Preparation for the winter

Against the background of preservation of the rate following the meeting in November, experts do not expect a significant reaction of the currency and stock markets both in the USA and in the world. According to Pavel Zhukov, the retention of a pause in the tightening of the monetary policy of the Fed has already been taken into account by investors.

At the same time, as the expert notes, the rate increase could be a complete surprise for the markets. Such a development would lead to a flow of capital from the stock market into bonds and a fall in the stock indices of developing countries.

According to Vladimir Rozhankovsky, the markets received indirect confirmation that the rate will be raised at the next Fed meeting in December. According to experts, today there are all the necessary prerequisites for the next tightening of monetary policy before the end of the year.

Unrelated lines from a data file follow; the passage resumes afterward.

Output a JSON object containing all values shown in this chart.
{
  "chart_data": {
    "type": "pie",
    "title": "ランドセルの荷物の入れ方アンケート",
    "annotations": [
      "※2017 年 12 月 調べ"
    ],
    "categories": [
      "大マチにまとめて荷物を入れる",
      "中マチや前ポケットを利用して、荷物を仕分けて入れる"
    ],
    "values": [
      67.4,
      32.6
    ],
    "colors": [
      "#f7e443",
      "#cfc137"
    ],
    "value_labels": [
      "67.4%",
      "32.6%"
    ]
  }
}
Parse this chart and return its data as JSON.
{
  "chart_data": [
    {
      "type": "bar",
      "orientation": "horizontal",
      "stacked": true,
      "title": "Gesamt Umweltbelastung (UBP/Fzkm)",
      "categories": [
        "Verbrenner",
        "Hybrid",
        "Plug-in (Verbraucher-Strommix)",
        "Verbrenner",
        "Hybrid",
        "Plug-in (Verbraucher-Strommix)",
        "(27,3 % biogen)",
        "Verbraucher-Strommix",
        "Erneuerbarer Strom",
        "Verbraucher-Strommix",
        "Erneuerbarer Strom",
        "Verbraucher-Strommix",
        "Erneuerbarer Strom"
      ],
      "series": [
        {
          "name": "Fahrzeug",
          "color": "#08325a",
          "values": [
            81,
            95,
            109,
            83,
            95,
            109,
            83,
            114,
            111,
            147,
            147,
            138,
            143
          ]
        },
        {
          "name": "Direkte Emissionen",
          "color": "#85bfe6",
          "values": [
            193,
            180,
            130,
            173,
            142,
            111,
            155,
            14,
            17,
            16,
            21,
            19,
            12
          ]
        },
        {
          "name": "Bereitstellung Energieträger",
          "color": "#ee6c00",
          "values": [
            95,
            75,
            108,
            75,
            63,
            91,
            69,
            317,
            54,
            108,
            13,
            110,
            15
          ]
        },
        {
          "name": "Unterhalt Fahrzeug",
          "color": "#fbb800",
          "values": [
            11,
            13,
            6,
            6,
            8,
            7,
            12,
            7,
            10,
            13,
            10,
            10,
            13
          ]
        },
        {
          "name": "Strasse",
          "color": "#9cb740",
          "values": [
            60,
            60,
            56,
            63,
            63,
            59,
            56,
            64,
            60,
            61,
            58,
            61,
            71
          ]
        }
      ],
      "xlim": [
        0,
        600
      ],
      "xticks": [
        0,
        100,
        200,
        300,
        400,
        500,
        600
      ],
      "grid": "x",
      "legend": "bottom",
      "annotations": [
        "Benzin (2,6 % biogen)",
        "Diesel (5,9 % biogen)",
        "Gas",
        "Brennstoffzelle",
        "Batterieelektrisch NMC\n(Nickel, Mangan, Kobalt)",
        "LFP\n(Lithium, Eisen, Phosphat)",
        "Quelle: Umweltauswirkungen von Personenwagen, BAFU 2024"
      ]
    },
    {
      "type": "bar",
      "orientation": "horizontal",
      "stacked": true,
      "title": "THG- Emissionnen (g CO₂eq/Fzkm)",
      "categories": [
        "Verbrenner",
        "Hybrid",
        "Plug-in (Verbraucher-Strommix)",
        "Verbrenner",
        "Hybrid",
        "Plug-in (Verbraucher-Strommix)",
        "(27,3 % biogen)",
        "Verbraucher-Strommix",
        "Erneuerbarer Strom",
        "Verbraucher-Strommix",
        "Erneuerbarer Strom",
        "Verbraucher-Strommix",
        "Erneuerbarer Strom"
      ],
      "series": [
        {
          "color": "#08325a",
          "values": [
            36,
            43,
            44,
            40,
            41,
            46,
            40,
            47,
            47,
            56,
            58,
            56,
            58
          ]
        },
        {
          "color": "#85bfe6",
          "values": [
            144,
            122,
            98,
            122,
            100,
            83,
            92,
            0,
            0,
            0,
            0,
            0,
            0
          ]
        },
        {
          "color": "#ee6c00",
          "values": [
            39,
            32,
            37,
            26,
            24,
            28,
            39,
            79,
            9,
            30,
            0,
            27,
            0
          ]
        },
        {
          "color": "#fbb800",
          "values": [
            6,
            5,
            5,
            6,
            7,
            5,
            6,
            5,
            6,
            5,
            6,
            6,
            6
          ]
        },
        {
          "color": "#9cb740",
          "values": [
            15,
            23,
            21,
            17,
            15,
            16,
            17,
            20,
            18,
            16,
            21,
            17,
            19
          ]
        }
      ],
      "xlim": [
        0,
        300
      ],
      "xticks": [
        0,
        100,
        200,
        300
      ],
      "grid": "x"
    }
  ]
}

“Macroeconomic data of the US economy is in favor of the December increase. We are talking about maintaining the unemployment rate at 3.7%. Moreover, in September, core inflation has already exceeded the target level of 2% and amounted to 2.2% in annual terms, ”concluded Pavel Zhukov.

The next meeting of the US Federal Reserve will be held December 18-19. According to the CME Group, to date, market participants with a probability of 75% expect a rate hike to a mark of 2.25-2.5% at the end of a future meeting.